Sembra surreale ma è realissima la vicenda implosa, più che esplosa, del direttore ora dimissionario dell’Agenzia delle Entrate Enrico Maria Ruffini. Che ha deciso di uscirne, contestando peraltro con un anno e mezzo di ritardo un’accusa della premier Giorgia Meloni al fisco che può diventare “pizzo di Stato”, mentre montava sul piano mediatico una campagna per farne prima un attore e poi un federatore delle aree centrali della pur improbabile coalizione alternativa al governo in carica.
Io stesso mi sono preso una pausa prima di decidermi a graffiare l’argomento per capirne di più, pur avendo modestamente una certa esperienza di racconto e di analisi delle vicende politiche italiane nelle ormai diverse fasi della Repubblica. Se non vogliamo promuoverle e al tempo stesso limitarle alle due edizioni che prevalgono nelle rappresentazioni giornalistiche: prima e dopo il passaggio dal sistema elettorale proporzionale a quello misto di proporzionale e maggioritario. O prima e dopo il ribaltamento dei rapporti fra politica e giustizia, o magistratura, intervenuto con le inchieste giudiziarie di una trentina d’anni fa sul finanziamento generalmente illegale dei partiti. Un ribaltamento in qualche modo certificato dall’allora presidente della Repubblica Giorgio Napolitano scrivendone alla vedova di Bettino Craxi nel decimo anniversario della morte, in terra tunisina, del marito travolto più di tutti gli altri da quelle indagini. E dai processi che ne seguirono fra piazze e tribunali.

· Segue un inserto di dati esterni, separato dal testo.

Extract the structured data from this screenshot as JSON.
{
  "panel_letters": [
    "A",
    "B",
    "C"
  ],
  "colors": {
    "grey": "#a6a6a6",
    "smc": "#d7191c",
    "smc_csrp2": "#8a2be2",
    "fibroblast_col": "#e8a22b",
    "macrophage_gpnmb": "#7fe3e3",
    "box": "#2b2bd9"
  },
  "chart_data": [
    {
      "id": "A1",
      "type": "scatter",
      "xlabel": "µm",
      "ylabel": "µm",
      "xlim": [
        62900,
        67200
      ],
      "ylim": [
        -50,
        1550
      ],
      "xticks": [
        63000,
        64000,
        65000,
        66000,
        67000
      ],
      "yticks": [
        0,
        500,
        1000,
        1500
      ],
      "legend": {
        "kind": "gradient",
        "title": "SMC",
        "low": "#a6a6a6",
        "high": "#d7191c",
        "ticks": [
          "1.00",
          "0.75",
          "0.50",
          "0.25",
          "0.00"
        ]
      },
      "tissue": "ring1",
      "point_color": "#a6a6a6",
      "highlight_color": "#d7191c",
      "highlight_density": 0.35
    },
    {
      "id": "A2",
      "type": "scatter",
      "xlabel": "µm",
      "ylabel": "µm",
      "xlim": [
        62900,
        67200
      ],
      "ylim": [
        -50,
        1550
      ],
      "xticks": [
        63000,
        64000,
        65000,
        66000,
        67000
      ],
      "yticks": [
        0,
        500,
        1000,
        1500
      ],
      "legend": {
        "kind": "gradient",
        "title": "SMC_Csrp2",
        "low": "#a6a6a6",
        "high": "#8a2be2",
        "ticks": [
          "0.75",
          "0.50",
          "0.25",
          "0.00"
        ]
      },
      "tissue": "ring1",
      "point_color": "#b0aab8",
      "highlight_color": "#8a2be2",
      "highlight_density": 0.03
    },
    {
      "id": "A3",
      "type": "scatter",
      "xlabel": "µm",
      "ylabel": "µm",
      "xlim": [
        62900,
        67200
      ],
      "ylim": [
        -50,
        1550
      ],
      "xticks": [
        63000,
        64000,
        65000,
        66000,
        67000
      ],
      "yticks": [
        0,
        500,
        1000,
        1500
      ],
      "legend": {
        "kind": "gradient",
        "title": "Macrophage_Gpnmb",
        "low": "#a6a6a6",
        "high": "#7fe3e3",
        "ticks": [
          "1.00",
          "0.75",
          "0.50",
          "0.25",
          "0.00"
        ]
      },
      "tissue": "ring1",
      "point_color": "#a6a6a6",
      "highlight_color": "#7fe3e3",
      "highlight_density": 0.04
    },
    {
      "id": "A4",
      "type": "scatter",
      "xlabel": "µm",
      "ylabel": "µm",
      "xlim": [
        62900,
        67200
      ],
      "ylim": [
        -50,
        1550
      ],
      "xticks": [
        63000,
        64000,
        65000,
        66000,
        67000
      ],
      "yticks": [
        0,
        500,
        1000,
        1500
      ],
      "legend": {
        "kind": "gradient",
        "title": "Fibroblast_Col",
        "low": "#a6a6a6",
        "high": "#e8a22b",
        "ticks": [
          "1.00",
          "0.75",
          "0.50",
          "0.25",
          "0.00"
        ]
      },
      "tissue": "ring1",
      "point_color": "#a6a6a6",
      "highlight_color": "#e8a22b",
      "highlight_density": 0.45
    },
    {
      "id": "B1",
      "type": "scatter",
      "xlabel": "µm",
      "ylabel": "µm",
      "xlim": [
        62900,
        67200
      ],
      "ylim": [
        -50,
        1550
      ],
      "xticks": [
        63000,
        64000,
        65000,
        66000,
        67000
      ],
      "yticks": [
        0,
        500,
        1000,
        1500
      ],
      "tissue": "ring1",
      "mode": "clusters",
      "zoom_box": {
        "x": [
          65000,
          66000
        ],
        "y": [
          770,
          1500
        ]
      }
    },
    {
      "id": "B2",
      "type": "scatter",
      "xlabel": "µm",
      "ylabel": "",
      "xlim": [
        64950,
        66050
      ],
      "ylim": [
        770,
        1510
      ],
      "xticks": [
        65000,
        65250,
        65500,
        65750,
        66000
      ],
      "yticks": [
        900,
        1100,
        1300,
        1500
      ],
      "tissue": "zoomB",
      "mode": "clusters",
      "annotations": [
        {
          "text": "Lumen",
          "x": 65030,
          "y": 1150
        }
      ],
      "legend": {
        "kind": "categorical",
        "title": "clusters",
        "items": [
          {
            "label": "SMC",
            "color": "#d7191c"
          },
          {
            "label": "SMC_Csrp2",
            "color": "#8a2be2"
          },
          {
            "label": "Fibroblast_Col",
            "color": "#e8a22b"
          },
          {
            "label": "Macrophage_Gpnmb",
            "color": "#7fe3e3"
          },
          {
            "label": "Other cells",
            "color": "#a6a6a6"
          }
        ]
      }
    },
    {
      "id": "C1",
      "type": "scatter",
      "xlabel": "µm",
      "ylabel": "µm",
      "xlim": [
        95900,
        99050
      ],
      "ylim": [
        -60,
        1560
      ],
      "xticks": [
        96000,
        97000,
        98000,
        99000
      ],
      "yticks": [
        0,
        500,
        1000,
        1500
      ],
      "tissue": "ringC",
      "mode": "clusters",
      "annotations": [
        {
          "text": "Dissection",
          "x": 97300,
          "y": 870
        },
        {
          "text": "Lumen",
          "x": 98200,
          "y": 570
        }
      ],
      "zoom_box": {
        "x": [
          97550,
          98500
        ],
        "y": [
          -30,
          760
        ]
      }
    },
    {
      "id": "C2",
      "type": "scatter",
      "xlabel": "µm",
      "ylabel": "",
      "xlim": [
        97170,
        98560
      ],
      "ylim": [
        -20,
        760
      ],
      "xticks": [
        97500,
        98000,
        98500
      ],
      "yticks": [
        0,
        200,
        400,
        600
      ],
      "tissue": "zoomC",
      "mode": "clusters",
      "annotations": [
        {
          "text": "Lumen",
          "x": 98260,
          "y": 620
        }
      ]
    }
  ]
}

Enrico Maria Ruffini, peraltro figlio del compianto e mio carissimo amico Attilio, più volte ministro democristiano, anche della Difesa, oltre che nipote di un cardinale di Santa Romana Chiesa per 22 anni arcivescovo di Palermo, dal 1945 al 1967, da potenziale o aspirante federatore o leader del Centro, con la maiuscola, di una coalizione proiettata a sinistra ha finito per diventarne una vittima. Che non sarebbe la prima, e probabilmente neppure l’ultima, non apparendomi francamente solide più di tanto le carte attribuite, a torto o a ragione, col consenso o all’insaputa degli interessati, al sindaco di Milano Giuseppe Sala, all’ex presidente del Consiglio ed ex commissario europeo Paolo Gentiloni ed altri che non sto qui ad elencare per motivi quanto meno scaramantici per loro.
Gran disegno quello del Centro, sempre con la maiuscola, anche a sinistra come a destra, dove lo spazio è conteso tra Forza Italia di Antonio Tajani e l’apparente appendice di Noi moderati di Maurizio Lupi, in un sistema elettorale antitetico alla sua esistenza perché basato sul fatto di dover essere o di qua o di là, o da una parte o dall’altra. “Vasto programma”, diceva la buonanima del generale e presidente Charles De Gaulle in Francia. E sarà prima o dopo costretto a ripetere a Parigi l’attuale inquilino dell’Eliseo Emmanuel Macron, ostinato nella resistenza ai cambiamenti di umori dell’elettorato pur dopo averne incautamente promosso anticipatamente la verifica.